The four companies here are infrastructure providers.

E.ON, Terna and National Grid between them operate power grids in the UK, North America, Italy and Germany. Vinci builds and operates energy, roads, and water infrastructure in various global locations.

If the lot, I’d say Vinci is the highest risk play.

These companies aren’t going to grow rapidly, but they’re essential to European infrastructure. They pay good dividends, they’re almost too big to fail, and I see that electricity is kind of an essential in the Western world.

The ETFs meanwhile have a heavy European (and global) banking and financial services exposure.

Even though I have a few big pots there and I’m infrastructure-tilted, I’m still diversified to a reasonable extent across jurisdictions and to a degree across industries.

Even so: in a traditional employed person’s portfolio this would be a huge concentration risk. 20% of equities on a single company? Ballsy!

However, in the context of my overall assets, I’m diversified across asset classes and even income sources. That’s entirely intentional. There’s risks here but they’re managed.

Principles you can take away

Diversified portfolios are perfect for consistent earners

If your main source of income is your job, sticking to index funds and maybe adding a rental property, some gold or some Bitcoin on the side is a very good play.

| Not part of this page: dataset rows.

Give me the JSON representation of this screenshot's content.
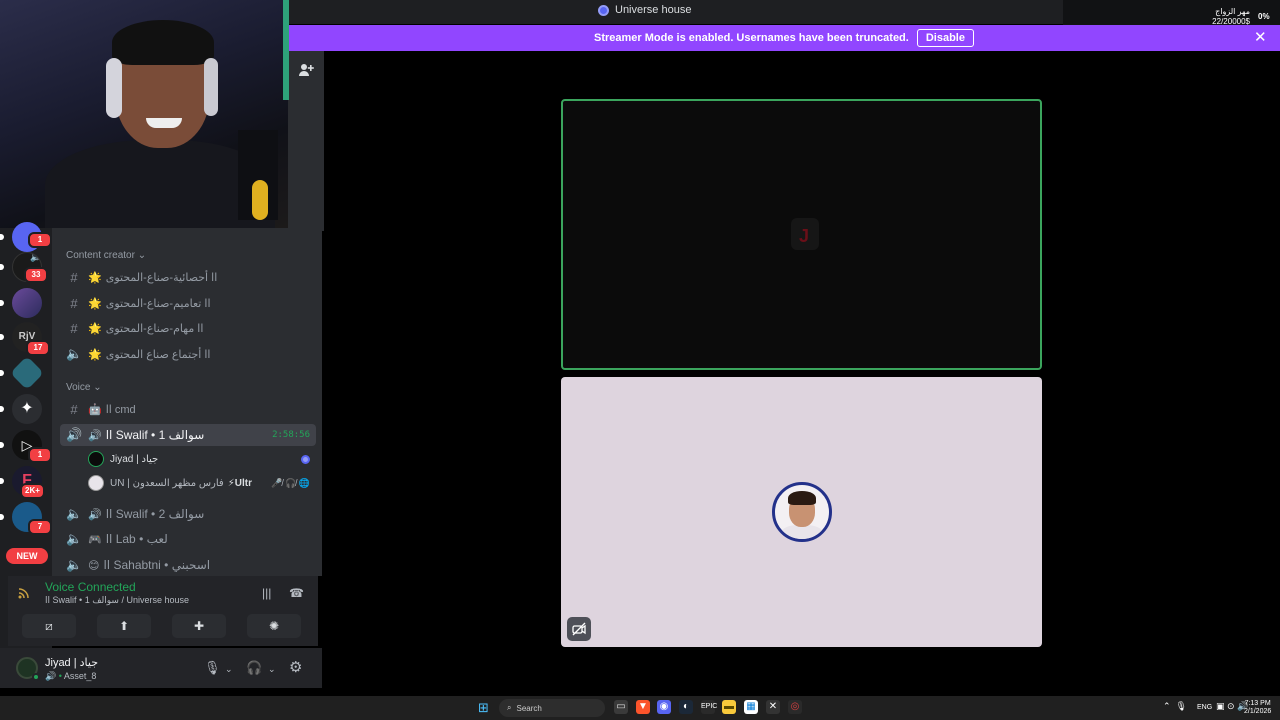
{
  "window": {
    "title": "Universe house"
  },
  "banner": {
    "text": "Streamer Mode is enabled. Usernames have been truncated.",
    "disable_label": "Disable",
    "close_glyph": "✕",
    "color": "#9146ff"
  },
  "overlay": {
    "name": "مهر الزواج",
    "value": "22/20000$",
    "percent": "0%"
  },
  "servers": [
    {
      "badge": "1"
    },
    {
      "badge": "33"
    },
    {
      "badge": ""
    },
    {
      "badge": "17"
    },
    {
      "badge": ""
    },
    {
      "badge": ""
    },
    {
      "badge": "1"
    },
    {
      "badge": "2K+"
    },
    {
      "badge": "7"
    }
  ],
  "new_pill": "NEW",
  "categories": {
    "content_creator": "Content creator",
    "voice": "Voice"
  },
  "channels": {
    "c1": {
      "emoji": "🌟",
      "name": "اا أحصائية-صناع-المحتوى"
    },
    "c2": {
      "emoji": "🌟",
      "name": "اا تعاميم-صناع-المحتوى"
    },
    "c3": {
      "emoji": "🌟",
      "name": "اا مهام-صناع-المحتوى"
    },
    "c4": {
      "emoji": "🌟",
      "name": "اا أجتماع صناع المحتوى"
    },
    "v1": {
      "emoji": "🤖",
      "name": "اا cmd"
    },
    "v2": {
      "emoji": "🔊",
      "name": "اا Swalif • سوالف 1",
      "time": "2:58:56"
    },
    "v3": {
      "emoji": "🔊",
      "name": "اا Swalif • سوالف 2"
    },
    "v4": {
      "emoji": "🎮",
      "name": "اا Lab • لعب"
    },
    "v5": {
      "emoji": "😊",
      "name": "اا Sahabtni • اسحبني"
    }
  },
  "members": [
    {
      "name": "Jiyad | جياد"
    },
    {
      "name": "UN | فارس مظهر السعدون",
      "tag": "⚡Ultr"
    }
  ],
  "voice_panel": {
    "status": "Voice Connected",
    "sub": "اا Swalif • سوالف 1 / Universe house",
    "color": "#23a559"
  },
  "user": {
    "name": "Jiyad | جياد",
    "status": "Asset_8"
  },
  "taskbar": {
    "search": "Search",
    "lang": "ENG",
    "time": "7:13 PM",
    "date": "2/1/2026"
  }
}
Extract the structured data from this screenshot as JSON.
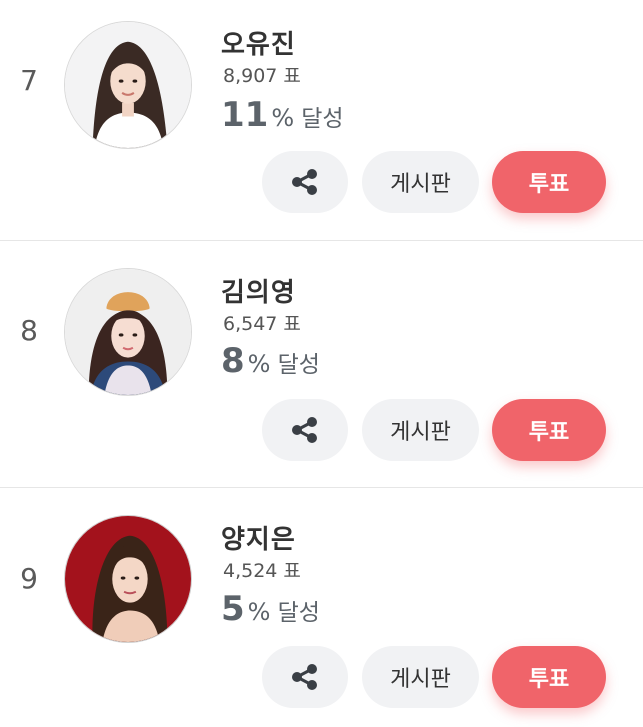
{
  "accent_color": "#f0646a",
  "candidates": [
    {
      "rank": "7",
      "name": "오유진",
      "votes": "8,907 표",
      "percent": "11",
      "percent_symbol": "%",
      "percent_label": "달성",
      "share_icon": "share-icon",
      "board_label": "게시판",
      "vote_label": "투표"
    },
    {
      "rank": "8",
      "name": "김의영",
      "votes": "6,547 표",
      "percent": "8",
      "percent_symbol": "%",
      "percent_label": "달성",
      "share_icon": "share-icon",
      "board_label": "게시판",
      "vote_label": "투표"
    },
    {
      "rank": "9",
      "name": "양지은",
      "votes": "4,524 표",
      "percent": "5",
      "percent_symbol": "%",
      "percent_label": "달성",
      "share_icon": "share-icon",
      "board_label": "게시판",
      "vote_label": "투표"
    }
  ]
}
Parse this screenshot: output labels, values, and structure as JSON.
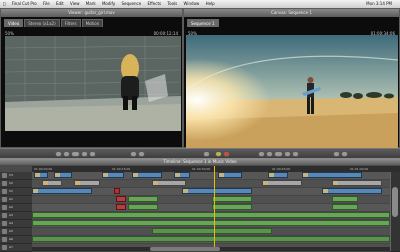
{
  "menubar": {
    "apple": "",
    "items": [
      "Final Cut Pro",
      "File",
      "Edit",
      "View",
      "Mark",
      "Modify",
      "Sequence",
      "Effects",
      "Tools",
      "Window",
      "Help"
    ],
    "clock": "Mon 3:14 PM"
  },
  "viewer": {
    "title": "Viewer: guitar_girl.mov",
    "tabs": [
      "Video",
      "Stereo (a1a2)",
      "Filters",
      "Motion"
    ],
    "timecode": "00:00:12;14",
    "zoom": "50%"
  },
  "canvas": {
    "title": "Canvas: Sequence 1",
    "tabs": [
      "Sequence 1"
    ],
    "timecode": "01:00:34;06",
    "zoom": "50%"
  },
  "timeline": {
    "title": "Timeline: Sequence 1 in Music Video",
    "ruler": [
      "01:00:00;00",
      "01:00:15;00",
      "01:00:30;00",
      "01:00:45;00",
      "01:01:00;00"
    ],
    "tracks": [
      "V3",
      "V2",
      "V1",
      "A1",
      "A2",
      "A3",
      "A4",
      "A5",
      "A6",
      "A7"
    ]
  },
  "colors": {
    "accent": "#3f78ad",
    "audio_clip": "#6aa35a",
    "playhead": "#e0c000"
  }
}
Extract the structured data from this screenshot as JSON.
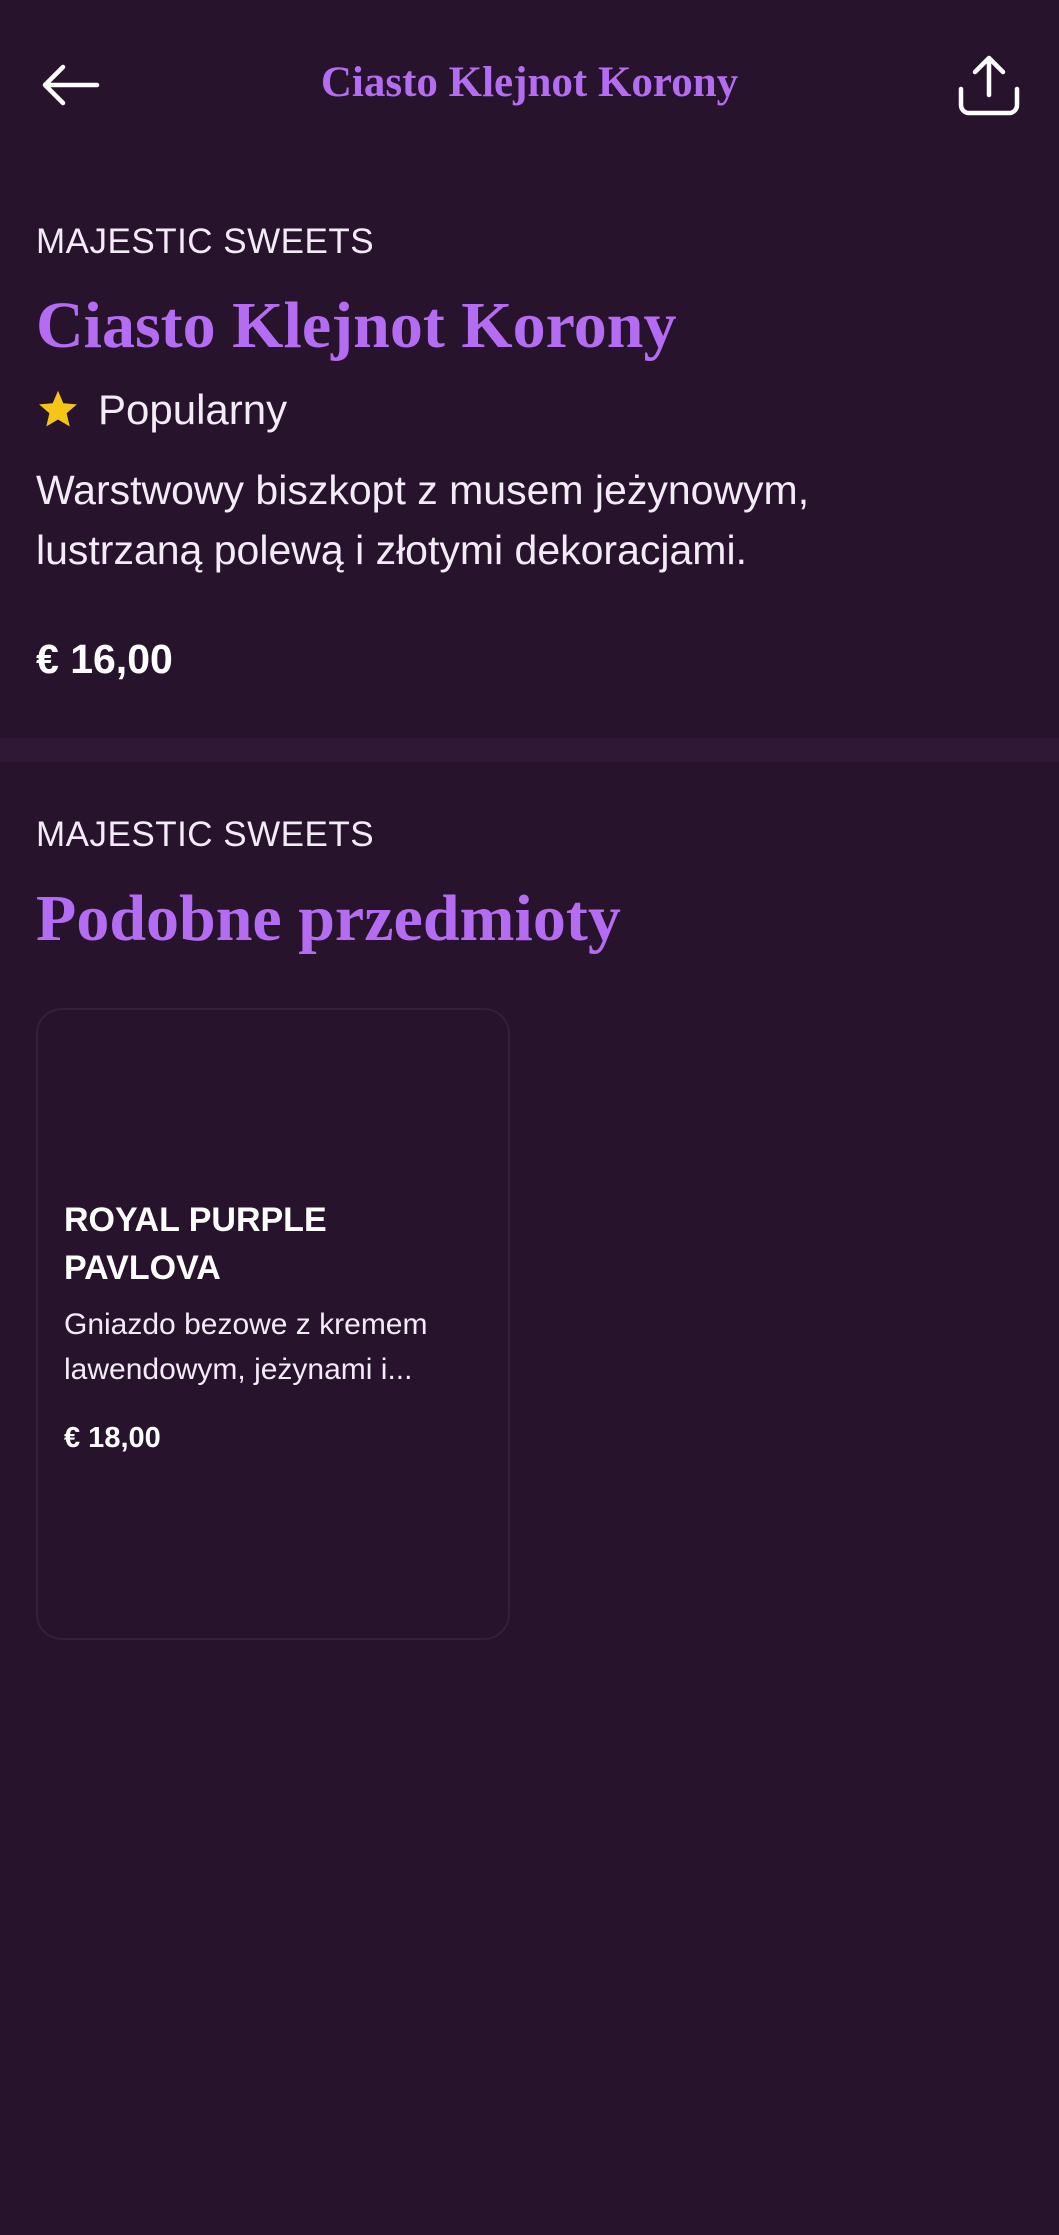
{
  "header": {
    "title": "Ciasto Klejnot Korony",
    "back_icon": "arrow-left-icon",
    "share_icon": "share-icon"
  },
  "product": {
    "brand": "MAJESTIC SWEETS",
    "name": "Ciasto Klejnot Korony",
    "badge": "Popularny",
    "description": "Warstwowy biszkopt z musem jeżynowym, lustrzaną polewą i złotymi dekoracjami.",
    "price": "€ 16,00"
  },
  "similar": {
    "brand": "MAJESTIC SWEETS",
    "title": "Podobne przedmioty",
    "items": [
      {
        "name": "ROYAL PURPLE PAVLOVA",
        "description": "Gniazdo bezowe z kremem lawendowym, jeżynami i...",
        "price": "€ 18,00"
      }
    ]
  },
  "colors": {
    "background": "#28132d",
    "accent": "#b46cf2",
    "star": "#f5c518",
    "text": "#ffffff"
  }
}
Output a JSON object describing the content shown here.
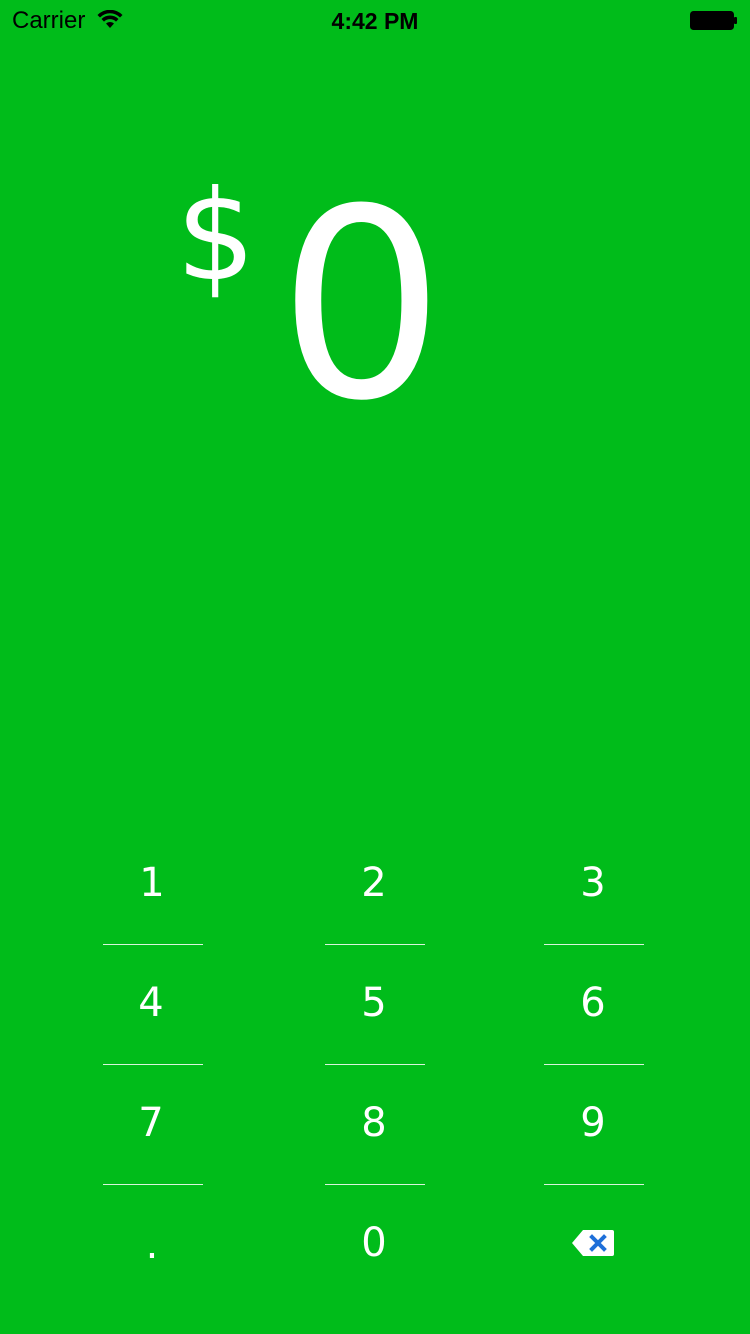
{
  "status_bar": {
    "carrier": "Carrier",
    "time": "4:42 PM"
  },
  "amount": {
    "currency_symbol": "$",
    "value": "0"
  },
  "keypad": {
    "keys": [
      "1",
      "2",
      "3",
      "4",
      "5",
      "6",
      "7",
      "8",
      "9",
      ".",
      "0"
    ],
    "backspace_icon": "backspace-icon"
  },
  "colors": {
    "background": "#00BC1A",
    "text": "#FFFFFF",
    "backspace_x": "#1E6FD9"
  }
}
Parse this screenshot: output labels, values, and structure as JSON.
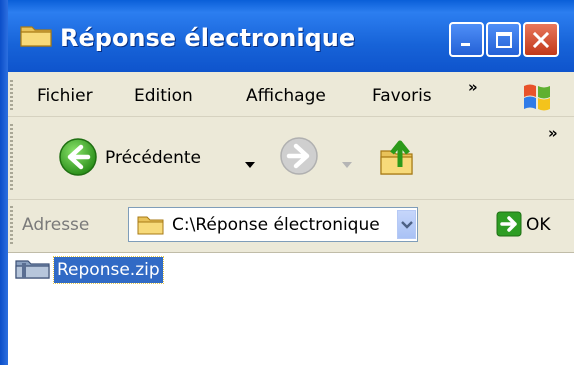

A salaried job comes with predictable income that should be enough to cover your expenses plus a surplus for investing. The employment is a predictable wealth generator. A simple, diversified portfolio makes the most sense to maximise the benefits of that predictability.

The weaknesses are the concentration risk, because you only have one employer (generally), and the limited upside potential. You’re never going to cash out from building a career in the way that you can from selling a business.

The model changes for self-employed people

A self-employed person has different considerations.

They can’t be sacked per se, and they can have multiple clients so have diversification of their income sources is easier to achieve. They can invest in efficiencies within their business to achieve an internal rate of return, which an employee can’t do because any efficiency benefit they generate goes to their employer.

There’s also, depending on the business, more upside potential.

The business owner’s weakness then is that they have unpredictable/ varying income. Their strength is that the business itself is a high upside investment with a degree of built-in diversification.

This means that doing things like drawing income from the investment portfolio makes sense if it frees up capacity to allow the business to be invested in.

It also means that concentration risk in a portfolio is (generally) reduced anyway because the investment portfolio isn’t the whole portfolio of assets.

There is more than one way to invest for FIRE

If you ever go on a FIRE forum, subReddit or community, you’ll see lots of people telling you that stock picking is just gambling, index fund and chill (etc).

This ignores the idea that you could manage risks outside of an equities portfolio.

In fact, in Your Money or Your Life, it was suggested to use US government bonds as the primary vehicle. Equities don’t even feature in the book, just the idea of putting your money into savings and living on less. The version I read even had an author’s introduction warning against relying too much on index tracker funds.

I’m not poo-pooing the classic index fund investment models at all, but you shouldn’t be prevented from looking at your specific situation and trying to work out if they’re the best option for you. In most cases, they probably will be; but not all.

My financial independence campaign continues!